There can be only one... or more
Wednesday, May 27, 2009
Although I generally don't write fanfic, I have dabbled. One of my forays, back in 2003, was writing a couple of original characters in a Highlander novel at Panhistoria. The fact I'd never seen any of the TV series - and indeed only the first of the movies, many years previously and well forgotten - didn't stop me. What did stop me, was when the novel was lost in the infamous Crash of '04. Many the novels at Pan were rebult from the ground up, including the Highlander one, but I never revived my characters there. They went into space in a science fiction story instead.

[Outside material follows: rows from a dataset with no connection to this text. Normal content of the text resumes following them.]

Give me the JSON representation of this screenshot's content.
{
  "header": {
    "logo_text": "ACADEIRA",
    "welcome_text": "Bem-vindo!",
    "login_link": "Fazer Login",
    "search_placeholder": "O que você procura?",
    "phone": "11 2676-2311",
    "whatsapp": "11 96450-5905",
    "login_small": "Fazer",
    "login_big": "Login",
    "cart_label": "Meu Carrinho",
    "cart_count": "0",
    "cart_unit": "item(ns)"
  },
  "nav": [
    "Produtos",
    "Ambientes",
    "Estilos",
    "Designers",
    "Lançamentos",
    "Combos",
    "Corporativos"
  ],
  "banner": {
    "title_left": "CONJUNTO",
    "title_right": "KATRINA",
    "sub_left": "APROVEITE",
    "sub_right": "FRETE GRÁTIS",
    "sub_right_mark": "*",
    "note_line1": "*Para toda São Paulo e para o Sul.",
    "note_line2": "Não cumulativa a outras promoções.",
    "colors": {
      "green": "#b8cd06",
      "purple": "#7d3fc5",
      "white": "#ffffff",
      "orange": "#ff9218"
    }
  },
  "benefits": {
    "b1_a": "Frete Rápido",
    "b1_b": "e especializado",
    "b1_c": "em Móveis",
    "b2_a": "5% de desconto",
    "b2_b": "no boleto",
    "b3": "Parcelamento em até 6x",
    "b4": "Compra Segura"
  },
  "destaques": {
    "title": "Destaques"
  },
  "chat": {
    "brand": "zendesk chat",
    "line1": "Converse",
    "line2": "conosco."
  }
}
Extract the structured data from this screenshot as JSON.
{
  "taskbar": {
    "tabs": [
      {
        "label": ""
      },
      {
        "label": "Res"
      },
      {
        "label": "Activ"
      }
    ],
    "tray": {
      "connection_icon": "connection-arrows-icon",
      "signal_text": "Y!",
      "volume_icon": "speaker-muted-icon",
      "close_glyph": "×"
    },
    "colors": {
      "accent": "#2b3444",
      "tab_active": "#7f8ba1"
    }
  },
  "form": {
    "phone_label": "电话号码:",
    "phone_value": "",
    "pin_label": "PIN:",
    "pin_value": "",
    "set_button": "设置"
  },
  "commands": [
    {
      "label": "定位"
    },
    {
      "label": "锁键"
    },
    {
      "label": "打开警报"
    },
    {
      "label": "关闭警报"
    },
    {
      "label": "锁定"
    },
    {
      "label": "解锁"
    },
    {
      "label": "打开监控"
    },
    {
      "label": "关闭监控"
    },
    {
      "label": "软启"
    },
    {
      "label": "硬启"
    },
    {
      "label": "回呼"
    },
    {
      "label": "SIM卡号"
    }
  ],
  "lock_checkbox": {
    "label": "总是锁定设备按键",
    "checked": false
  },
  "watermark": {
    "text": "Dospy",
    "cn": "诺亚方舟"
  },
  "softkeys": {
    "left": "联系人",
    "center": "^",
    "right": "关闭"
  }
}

Recently, myself and several of my original writing partners from that first venture into Highlander territory have started to pick up our story again, after a 5 year hiatus. This time it's at Pan's sister novel, Panerotica, even though the story is no racier than it ever was (ie not really at all *chuckles*). We've started by undertaking to repost everything we had saved from Version 1 before picking up where we left off - and it's been an interesting exercise to say the least. I have managed to frighten myself with the realisation I wrote much better 5 years ago than I do now.... *laughing*. Oh, and I still haven't see any of the TV series at all!
Since you have to be a member to read everything at Panerotica I thought I'd share a brief excerpt from the story here. So here is my Watcher character, Dante Sparda, newly arrived in Rome to take up his new (and first) field assignment - observing the Immortal known as Zaekim Sanburd - and harbouring a private agenda that threatens to distract him...
Making notes
Roma, August 21st in the Year of Our Lord 1585. The Woman hath taken a House in the Monti District of the City, at the corner of the Via del Boschetto, where she doth now go by the Name of Margarita and passeth freely amongst the Artisans and all People. Your Servant hath taken a Lodging nearby, and doth Keep close her close in Observing her though she knoweth him not…
Old archive entries from long ago that had been encrypted in code by an unknown Watcher and buried deep in the dusty chronicles, until Dante had found and deciphered them. He had read them hundreds of times, using them to painstakingly plot Marguerite Chauvelin’s route across Europe and three hundred years. Now he read them again on his laptop in the small room of his pensione.
Dante sighed in wry self-amusement as he realized he’d got distracted again while painstakingly transferring the handwritten notes on his present assignment to the computer. Almost without thinking he had brought up the codeword-protected files that contained information on another Immortal, one that held a deeply personal interest for Dante. Though the chronicles asserted she had been dead these last hundred and forty years, she was the reason for his existence and his secret obsession, just as she had been his father’s.
He lit a cigarette, leaned back and closed his eyes, letting his mind slide back to how it had all begun: himself sixteen years old and left without family or means after the violent death of his father in mysterious circumstances. No one had known what to do with him, until a man he’d never seen before had turned up to “tell the boy his heritage”. This was Tomas Le Haine, and what he had told Dante had changed his life forever.
“I am here because of what your father was, and because we look after our own. Andreas Sparda was not just a bookseller, he was also a research Watcher, Dante,” Le Haine had smiled at the grief-numbed boy gently. When he returned to the Watcher Academy in Geneva, he had taken Dante to train him to follow in his father’s path.
But although he was studious and often found pouring over old manuscripts in the library, there proved to be a secretive and wild streak in Dante. He was often missing for hours or even several days, from which he would return inexplicably cut and bruised as if from a fight.
He told no one, not even his beloved mentor, that he had now discovered something to focus his bitter vendetta on. It was in his father’s personal notebooks recording their own family history that he had first found the name of the obsession that had drawn Andreas Sparda into this secret society, and hence to his death.
… Shit! The forgotten cigarette had now burned down low enough to threaten Dante’s fingers and he quickly stubbed it out in the overflowing ashtray on the writing desk. A glance at his watch showed he had spent longer simply sitting here mulling over the past than he could afford. Shaking his head and muttering at himself, he closed the Chauvelin file, and dutifully began a new one to continue transcribing notes on the one who called herself Zaekim Sanburd instead.